Institute of Automatic Control and Robotics, Poznan University of Technology, 60-965 Poznan, Poland.
Sensors (Basel). 2022 Mar 22;22(7):2440. doi: 10.3390/s22072440.
Monaural speech enhancement aims to remove background noise from an audio recording containing speech in order to improve its clarity and intelligibility. Currently, the most successful solutions for speech enhancement use deep neural networks. In a typical setting, such neural networks process the noisy input signal once and produces a single enhanced signal. However, it was recently shown that a U-Net-based network can be trained in such a way that allows it to process the same input signal multiple times in order to enhance the speech even further. Unfortunately, this was tested only for two-iteration enhancement. In the current research, we extend previous efforts and demonstrate how the multi-forward-pass speech enhancement can be successfully applied to other architectures, namely the ResBLSTM and Transformer-Net. Moreover, we test the three architectures with up to five iterations, thus identifying the method's limit in terms of performance gain. In our experiments, we used the audio samples from the WSJ0, Noisex-92, and DCASE datasets and measured speech enhancement quality using SI-SDR, STOI, and PESQ. The results show that performing speech enhancement up to five times still brings improvements to speech intelligibility, but the gain becomes smaller with each iteration. Nevertheless, performing five iterations instead of two gives additional a 0.6 dB SI-SDR and four-percentage-point STOI gain. However, these increments are not equal between different architectures, and the U-Net and Transformer-Net benefit more from multi-forward pass compared to ResBLSTM.
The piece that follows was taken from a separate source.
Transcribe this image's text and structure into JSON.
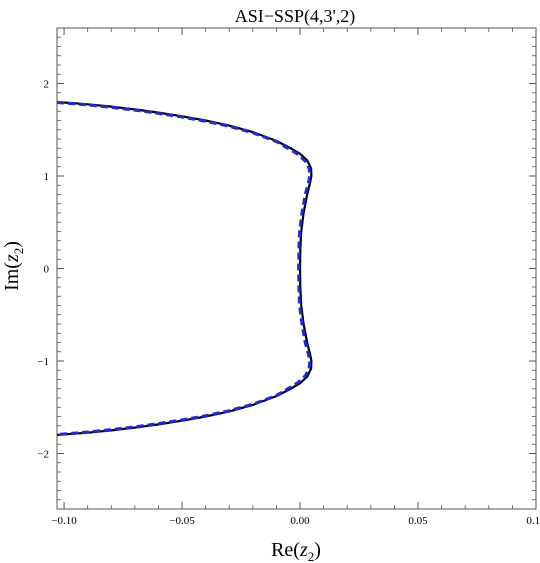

单声道语音增强旨在从包含语音的音频记录中去除背景噪声,以提高其清晰度和可理解性。目前,用于语音增强的最成功的解决方案是使用深度神经网络。在典型的设置中,这种神经网络会对有噪声的输入信号进行一次处理,并生成一个增强后的信号。然而,最近有人表明,基于 U-Net 的网络可以经过训练,使其能够多次处理相同的输入信号,从而进一步增强语音。不幸的是,这仅在两次增强的情况下进行了测试。在当前的研究中,我们扩展了以前的工作,并展示了多前向传递语音增强如何成功应用于其他架构,即 ResBLSTM 和 Transformer-Net。此外,我们使用多达五个迭代来测试这三种架构,从而确定该方法在性能增益方面的限制。在我们的实验中,我们使用了来自 WSJ0、Noisex-92 和 DCASE 数据集的音频样本,并使用 SI-SDR、STOI 和 PESQ 来衡量语音增强质量。结果表明,进行多达五次的语音增强仍然可以提高语音的可理解性,但每次迭代的增益都会变小。然而,进行五次迭代而不是两次迭代可以额外获得 0.6dB 的 SI-SDR 和四个百分点的 STOI 增益。然而,这些增量在不同的架构之间并不相等,与 ResBLSTM 相比,U-Net 和 Transformer-Net 从多前向传递中获益更多。